Simple as it is, foo doesn’t do anything. To do something, we need a notion of statements.

Statements

So let’s add a notion of statements.

message Const {
    oneof const_oneof {
        uint32 int_lit = 1;
        bool bool_val = 2;
    }
}

message Rvalue {
  oneof rvalue_oneof {
    Const cons = 1;
  }
}

message AssignmentStatement {
  required Rvalue rvalue = 2;
}

message Statement {
  oneof stmt_oneof {
    AssignmentStatement assignment = 1;
  }
}

message StatementSeq {
  repeated Statement statements = 1;
}

message Function {
  required StatementSeq statements = 1;
}

This specification tells the fuzzer the following

  • A function consists of a sequence of statements
  • A statement sequence consists of at least zero statements
  • A statement can be an assignment statement
  • An assignment statement consists of a value on the right hand side
    • The value can be a constant
    • A constant is either an unsigned integer or a boolean literal

Here’s the corresponding visitor.

void protoConverter::visit(AssignmentStatement const& x)
{
	m_output << "var_" << m_numLiveVars << " = ";
	visit(x.rvalue());
	m_output << "\n";
}

void protoConverter::visit(Statement const& x)
{
	switch (x.stmt_oneof_case()) {
		case Statement::kAssignment:
			visit(x.assignment());
			break;
		case Statement::STMT_ONEOF_NOT_SET:
			break;
	}
	m_output << "\n";
}

void protoConverter::visit(Function const& x)
{
	m_output << "def foo()\nvar_0 = 1\n";
	visit(x.statements());
	m_output << "end\n";
	m_output << "foo\n";
}

Let’s see what this generates

def foo()
var_0 = 1337
var_1 = false
end
foo

It’s definitely more lively than the foo we started out with, but it’s still sorta meh.

More statements

We can essentially translate ruby programming language rules into a somewhat equivalent protobuf specification.
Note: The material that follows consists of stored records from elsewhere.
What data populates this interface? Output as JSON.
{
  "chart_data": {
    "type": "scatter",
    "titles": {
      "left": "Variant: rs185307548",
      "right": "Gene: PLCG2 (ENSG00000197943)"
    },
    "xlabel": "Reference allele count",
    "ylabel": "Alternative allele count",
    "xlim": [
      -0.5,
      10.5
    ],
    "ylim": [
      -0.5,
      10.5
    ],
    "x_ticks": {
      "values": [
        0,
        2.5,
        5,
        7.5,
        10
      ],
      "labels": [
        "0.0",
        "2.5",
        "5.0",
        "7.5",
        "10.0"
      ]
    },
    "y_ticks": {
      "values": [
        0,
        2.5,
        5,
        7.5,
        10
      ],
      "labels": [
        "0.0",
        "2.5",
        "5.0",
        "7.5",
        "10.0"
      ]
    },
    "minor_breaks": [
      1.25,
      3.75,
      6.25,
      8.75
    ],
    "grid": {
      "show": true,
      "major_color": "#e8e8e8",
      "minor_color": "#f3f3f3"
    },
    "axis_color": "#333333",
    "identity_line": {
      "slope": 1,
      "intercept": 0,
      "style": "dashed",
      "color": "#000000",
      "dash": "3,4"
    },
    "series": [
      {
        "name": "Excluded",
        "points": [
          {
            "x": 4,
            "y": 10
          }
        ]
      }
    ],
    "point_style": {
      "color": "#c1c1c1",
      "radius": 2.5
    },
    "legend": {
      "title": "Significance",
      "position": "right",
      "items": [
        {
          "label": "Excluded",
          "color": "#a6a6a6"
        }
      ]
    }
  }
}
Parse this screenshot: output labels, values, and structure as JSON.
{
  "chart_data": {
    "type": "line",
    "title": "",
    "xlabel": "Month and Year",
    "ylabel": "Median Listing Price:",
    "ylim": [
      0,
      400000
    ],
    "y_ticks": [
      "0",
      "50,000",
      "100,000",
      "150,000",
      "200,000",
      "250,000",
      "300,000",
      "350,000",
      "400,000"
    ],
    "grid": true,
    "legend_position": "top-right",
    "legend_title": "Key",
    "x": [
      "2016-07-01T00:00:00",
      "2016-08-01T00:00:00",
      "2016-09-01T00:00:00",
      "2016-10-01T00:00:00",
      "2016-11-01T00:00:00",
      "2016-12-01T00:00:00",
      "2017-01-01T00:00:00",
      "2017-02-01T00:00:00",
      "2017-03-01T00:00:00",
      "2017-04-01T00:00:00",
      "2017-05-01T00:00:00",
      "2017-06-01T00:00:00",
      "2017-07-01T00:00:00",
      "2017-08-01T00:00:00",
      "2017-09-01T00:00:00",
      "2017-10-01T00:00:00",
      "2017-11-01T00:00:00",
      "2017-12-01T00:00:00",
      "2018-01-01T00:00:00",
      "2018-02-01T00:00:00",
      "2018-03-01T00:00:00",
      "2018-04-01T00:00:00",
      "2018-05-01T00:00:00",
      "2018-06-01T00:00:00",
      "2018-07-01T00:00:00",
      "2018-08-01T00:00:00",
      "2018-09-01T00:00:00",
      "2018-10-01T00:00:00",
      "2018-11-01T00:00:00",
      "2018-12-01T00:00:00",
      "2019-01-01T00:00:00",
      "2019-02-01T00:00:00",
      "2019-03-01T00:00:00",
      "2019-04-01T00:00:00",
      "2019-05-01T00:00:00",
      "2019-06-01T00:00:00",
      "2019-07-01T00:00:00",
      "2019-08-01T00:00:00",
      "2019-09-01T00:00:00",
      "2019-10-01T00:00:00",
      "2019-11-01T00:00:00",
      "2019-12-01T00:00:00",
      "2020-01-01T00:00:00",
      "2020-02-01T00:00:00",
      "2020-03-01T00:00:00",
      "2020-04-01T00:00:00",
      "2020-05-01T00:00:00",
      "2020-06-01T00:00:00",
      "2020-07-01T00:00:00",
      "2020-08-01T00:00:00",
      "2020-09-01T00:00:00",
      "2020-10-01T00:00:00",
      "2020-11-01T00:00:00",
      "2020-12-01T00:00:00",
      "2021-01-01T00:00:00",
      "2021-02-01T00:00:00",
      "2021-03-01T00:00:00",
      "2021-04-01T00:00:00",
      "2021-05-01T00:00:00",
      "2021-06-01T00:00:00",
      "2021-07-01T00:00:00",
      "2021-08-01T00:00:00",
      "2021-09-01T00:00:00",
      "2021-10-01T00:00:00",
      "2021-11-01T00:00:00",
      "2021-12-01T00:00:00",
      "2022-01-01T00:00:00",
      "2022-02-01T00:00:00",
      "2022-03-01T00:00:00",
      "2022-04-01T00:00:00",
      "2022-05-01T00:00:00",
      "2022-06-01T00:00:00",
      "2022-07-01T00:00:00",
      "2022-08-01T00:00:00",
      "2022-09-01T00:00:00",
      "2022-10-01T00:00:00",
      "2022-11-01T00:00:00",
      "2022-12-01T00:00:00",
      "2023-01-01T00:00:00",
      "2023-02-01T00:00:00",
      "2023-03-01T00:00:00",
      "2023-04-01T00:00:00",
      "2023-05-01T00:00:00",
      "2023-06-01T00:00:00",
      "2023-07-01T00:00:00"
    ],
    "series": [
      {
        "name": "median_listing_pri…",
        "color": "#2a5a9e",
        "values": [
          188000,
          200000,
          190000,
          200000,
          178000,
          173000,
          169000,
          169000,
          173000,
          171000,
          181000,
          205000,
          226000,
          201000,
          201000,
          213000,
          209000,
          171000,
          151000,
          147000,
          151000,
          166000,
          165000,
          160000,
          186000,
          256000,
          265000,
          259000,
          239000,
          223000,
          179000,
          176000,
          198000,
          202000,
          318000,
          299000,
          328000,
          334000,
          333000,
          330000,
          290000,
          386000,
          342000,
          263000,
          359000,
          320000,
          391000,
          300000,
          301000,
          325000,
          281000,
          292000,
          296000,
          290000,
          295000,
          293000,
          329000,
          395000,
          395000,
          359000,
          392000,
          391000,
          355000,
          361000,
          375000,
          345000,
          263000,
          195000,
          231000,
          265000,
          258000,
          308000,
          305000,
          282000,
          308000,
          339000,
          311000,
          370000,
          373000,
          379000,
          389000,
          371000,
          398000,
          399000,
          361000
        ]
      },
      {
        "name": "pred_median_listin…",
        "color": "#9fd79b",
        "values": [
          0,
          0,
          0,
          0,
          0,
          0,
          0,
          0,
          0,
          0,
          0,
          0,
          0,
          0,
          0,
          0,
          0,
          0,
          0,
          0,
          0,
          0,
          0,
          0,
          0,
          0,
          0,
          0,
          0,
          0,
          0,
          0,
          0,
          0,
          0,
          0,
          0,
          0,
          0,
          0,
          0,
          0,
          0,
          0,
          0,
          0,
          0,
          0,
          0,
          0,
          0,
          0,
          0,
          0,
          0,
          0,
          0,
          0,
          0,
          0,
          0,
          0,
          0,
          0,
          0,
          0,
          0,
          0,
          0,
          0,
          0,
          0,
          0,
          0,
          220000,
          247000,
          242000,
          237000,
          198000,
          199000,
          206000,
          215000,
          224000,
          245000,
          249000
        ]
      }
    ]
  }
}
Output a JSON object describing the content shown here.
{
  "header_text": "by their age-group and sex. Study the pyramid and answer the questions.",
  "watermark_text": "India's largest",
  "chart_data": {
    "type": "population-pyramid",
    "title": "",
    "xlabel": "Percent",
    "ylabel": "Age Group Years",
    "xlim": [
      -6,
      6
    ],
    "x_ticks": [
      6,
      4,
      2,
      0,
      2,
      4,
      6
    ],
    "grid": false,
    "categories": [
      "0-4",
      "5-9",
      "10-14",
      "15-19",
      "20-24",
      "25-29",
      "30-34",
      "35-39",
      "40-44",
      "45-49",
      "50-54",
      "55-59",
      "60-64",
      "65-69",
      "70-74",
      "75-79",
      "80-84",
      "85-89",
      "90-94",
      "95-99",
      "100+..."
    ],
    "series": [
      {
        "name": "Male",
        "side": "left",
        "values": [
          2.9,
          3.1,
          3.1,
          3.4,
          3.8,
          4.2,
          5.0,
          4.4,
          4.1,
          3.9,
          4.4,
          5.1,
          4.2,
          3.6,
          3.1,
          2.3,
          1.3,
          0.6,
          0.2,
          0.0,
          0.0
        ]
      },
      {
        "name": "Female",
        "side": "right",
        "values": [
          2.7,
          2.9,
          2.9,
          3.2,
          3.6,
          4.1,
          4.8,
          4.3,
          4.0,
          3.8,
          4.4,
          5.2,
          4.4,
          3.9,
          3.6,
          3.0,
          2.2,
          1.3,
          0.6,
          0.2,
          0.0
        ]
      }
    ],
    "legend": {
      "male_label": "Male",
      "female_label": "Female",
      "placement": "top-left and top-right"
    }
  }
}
And trust me, there is a lot more to be done. We can add the notion of strings, hash values, and operations on top of them to begin with. We can teach the fuzzer what it means to call the Time() builtin object.

Time.at(628232400) #=> 1989-11-28 00:00:00 -0500

I have made a humble beginning here.

Contributions welcome. Some specific directions for future work

  • Add more ruby operations
  • Avoid generating DoSsy ruby programs like print "1337"*10000000

Help find deep bugs in the mruby interpreter.